There are a number of other disclosures that the Short Sale Investor should make to the Seller in an “Affidavit of Understanding,” to accompany their contract, including that the Investor is not obligated to buy the property and that the sale is contingent on several things, including finding an end Buyer. If you are using an option contract, it needs to have a specific ending date so as not to tie up the property indefinitely if the Investor is never able to find that end Buyer. Courts have determined that Option Contracts without an end date are fraudulent.
In a Short Sale, the Buyer should declare to the Seller, the Lender and any Agent involved if they intend to resell to an end Buyer immediately. While not revealing this type of information may not be considered fraud in some states, it can derail a closing unless the Lender, the Seller and the Seller’s Agent fully understand what is going on with title documents and is ok with back to back closings.

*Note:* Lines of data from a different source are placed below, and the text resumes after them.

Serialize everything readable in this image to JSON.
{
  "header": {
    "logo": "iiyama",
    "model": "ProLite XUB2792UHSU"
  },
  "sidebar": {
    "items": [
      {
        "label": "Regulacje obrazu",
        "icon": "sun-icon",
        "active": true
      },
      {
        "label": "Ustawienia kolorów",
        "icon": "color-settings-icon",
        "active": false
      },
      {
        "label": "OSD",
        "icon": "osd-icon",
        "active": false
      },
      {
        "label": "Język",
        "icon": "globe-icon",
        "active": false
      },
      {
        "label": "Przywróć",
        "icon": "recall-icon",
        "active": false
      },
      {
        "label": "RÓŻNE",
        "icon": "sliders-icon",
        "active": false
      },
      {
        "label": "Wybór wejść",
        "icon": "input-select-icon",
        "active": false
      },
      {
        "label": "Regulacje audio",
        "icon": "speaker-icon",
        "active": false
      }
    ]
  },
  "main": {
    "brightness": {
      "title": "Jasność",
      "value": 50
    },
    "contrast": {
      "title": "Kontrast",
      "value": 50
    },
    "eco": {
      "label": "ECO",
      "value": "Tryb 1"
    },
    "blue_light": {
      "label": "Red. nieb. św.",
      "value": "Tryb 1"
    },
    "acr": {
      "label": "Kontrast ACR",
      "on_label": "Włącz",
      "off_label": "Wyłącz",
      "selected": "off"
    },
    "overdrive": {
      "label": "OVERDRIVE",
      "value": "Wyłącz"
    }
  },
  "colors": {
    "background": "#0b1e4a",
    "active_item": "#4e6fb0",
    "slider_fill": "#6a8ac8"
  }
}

Many financial institutions consider using the proceeds from an A to B closing for the B to C transaction in a simultaneous closing to be evidence of fraud and will require “wet” funds unrelated to the first transaction in order to close the second portion of the deal. These “wet” funds may be from the Investor’s own bank account, or from a private investor, and more and more frequently, these transactional (or very short term) funds are from a transactional Lender such as the funding we have available for our students at www.BobFundsDeals.com.
Finally, the transaction to the end Buyer must be “arms-length” from the original Seller. It should not be a family member of the Short Sale Seller. That Seller is also not to receive ANY funds from the transaction. Since part of their mortgage is being forgiven in the Short Sale, the Seller is not allowed to benefit in any other respect from the transaction.
Don’t run the risk of a visit from the FBI looking for your records in a Short Sale deal. Follow all disclosures required by both federal and state laws and you’ll be rewarded many times over with successful Short Sales and peace of mind.